Goiter is a condition characterised by having a thyroid gland bigger than normal due to a low production of thyroid hormones. This is determined by an increased production of the THS (thyroid stimulating hormone). THS is produced more than usual because the pituitary gland located in the brain detects the low thyroid hormone level and makes more of its controlling hormone, which is THS. As a result, THS makes the thyroid gland work harder, causing an enlargement.
On the other hand, an excess iodine intake causes a condition called hyperthyroidism or Graves disease.
Hyperthyroidism indicates an increased thyroid hormone synthesis. In other words, the thyroid gland is overactive. The most common cause is an overproduction of thyroid hormones by the entire thyroid gland. Common symptoms include weight loss, sweating and a rapid heartbeat.
This condition is common among people living in the northern coastal regions of Japan that have been found to have iodine intakes ranging from 50,000 to 80,000 mcg (50-80 mg) of iodine/day due to a large amount of seaweed in the diet. Seaweed (along with fish and other seafood) is one of the best sources of iodine. This is because they can concentrate iodine from seawater (which is a great source of iodine).
Elemental iodine in the ocean rises into the atmosphere and returns to the soil through rainfall.

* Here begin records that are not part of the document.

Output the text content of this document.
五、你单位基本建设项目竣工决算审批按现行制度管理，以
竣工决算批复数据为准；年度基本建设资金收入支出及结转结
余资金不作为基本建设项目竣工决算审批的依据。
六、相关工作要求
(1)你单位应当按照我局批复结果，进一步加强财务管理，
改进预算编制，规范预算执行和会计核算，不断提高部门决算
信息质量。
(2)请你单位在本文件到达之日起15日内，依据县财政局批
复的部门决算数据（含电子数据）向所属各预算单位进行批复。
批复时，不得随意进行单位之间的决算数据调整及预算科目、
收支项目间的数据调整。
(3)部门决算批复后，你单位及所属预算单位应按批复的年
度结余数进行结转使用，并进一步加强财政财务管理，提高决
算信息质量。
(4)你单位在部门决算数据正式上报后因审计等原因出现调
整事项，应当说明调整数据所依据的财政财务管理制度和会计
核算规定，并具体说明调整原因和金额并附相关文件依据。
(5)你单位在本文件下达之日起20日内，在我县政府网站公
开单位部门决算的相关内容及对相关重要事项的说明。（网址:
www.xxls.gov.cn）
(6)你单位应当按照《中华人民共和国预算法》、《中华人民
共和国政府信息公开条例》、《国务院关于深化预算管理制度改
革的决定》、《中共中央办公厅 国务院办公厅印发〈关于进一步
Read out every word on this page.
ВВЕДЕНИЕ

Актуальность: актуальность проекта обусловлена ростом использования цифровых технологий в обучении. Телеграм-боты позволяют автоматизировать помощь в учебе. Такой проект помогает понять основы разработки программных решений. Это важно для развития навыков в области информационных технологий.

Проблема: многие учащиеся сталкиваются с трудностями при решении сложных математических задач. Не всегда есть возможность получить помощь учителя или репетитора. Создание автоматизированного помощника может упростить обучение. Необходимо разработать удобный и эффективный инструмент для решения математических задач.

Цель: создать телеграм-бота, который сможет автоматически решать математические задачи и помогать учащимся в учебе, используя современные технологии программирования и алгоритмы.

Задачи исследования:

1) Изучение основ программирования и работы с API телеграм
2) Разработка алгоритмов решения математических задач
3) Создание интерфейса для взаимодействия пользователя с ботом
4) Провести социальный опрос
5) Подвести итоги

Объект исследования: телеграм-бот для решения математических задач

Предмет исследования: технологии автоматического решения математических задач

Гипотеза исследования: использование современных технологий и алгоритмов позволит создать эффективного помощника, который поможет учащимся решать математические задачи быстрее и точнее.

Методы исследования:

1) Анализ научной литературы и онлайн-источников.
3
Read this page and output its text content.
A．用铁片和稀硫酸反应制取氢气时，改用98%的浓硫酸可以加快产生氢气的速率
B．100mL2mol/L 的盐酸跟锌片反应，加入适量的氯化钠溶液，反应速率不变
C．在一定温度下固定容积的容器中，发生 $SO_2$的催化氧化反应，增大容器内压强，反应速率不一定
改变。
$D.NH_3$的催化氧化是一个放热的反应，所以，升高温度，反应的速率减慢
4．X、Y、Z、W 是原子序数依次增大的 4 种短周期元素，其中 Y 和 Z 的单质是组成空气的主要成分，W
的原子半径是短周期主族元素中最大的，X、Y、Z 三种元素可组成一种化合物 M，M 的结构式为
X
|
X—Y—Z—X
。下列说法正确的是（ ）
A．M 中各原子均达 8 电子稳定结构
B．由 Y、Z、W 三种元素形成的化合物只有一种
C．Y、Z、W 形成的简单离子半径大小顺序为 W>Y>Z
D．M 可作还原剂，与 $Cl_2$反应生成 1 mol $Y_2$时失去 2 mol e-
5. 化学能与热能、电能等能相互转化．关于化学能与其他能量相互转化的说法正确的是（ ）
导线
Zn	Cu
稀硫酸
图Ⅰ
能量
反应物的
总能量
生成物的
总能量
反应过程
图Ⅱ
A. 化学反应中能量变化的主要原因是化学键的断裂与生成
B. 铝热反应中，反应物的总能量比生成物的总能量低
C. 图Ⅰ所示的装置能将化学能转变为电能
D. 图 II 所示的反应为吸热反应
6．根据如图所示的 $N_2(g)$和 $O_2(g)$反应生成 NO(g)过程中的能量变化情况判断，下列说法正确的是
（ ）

Mountainous areas like the Alps, Andes and Himalayas (areas with frequent flooding) typically have iodine-deficient soil.
We can find iodine in a range of foods in our diet, the richest sources being fish, seafood, iodised salt, seaweed, milk and dairy products. In general, white fish (haddock, cod) contains more iodine than oily fish (tuna, salmon). However products like plant-based milks are not fortified with iodine and therefore have a low iodine content.
In general, plant-based food (with the exception of seaweed and sea vegetables) does not provide an adequate dietary iodine intake, and quite often vegan and vegetarians can develop iodine deficiency (even if they live in iodine-sufficient areas). Furthermore, pregnant women are still a high-risk group for iodine deficiency. In the UK, 60% of pregnant women do not meet the WHO recommended intake (see above).
To address this issue, more than 120 countries have implemented salt iodisation and food fortification strategies. It is the main method of iodine prophylaxis worldwide, first proposed in 1820. However, in some countries like the UK, salt iodisation is voluntary.
The final goal of worldwide salt iodisation programmes is to ensure that 90% of households consume iodised salt. Currently, an estimated 70% of households use iodised salt. The percentage of households using iodised salt varies from country to country, from a low of 50% coverage in Europe to a high of 86% in Latin America and the Caribbean.
Therefore, to address IDD and increase iodine in your diet, we recommend you consume iodised salt along with fish and seafood. We recommend trying to consume fish twice a week (ideally only one of which being oily fish) and trying out a pescatarian diet. For vegan or vegetarians, we recommend a diet rich in sea vegetables such as nori, kelp and wakame, along with some iodine supplements if you know that you're not hitting that ideal iodine intake!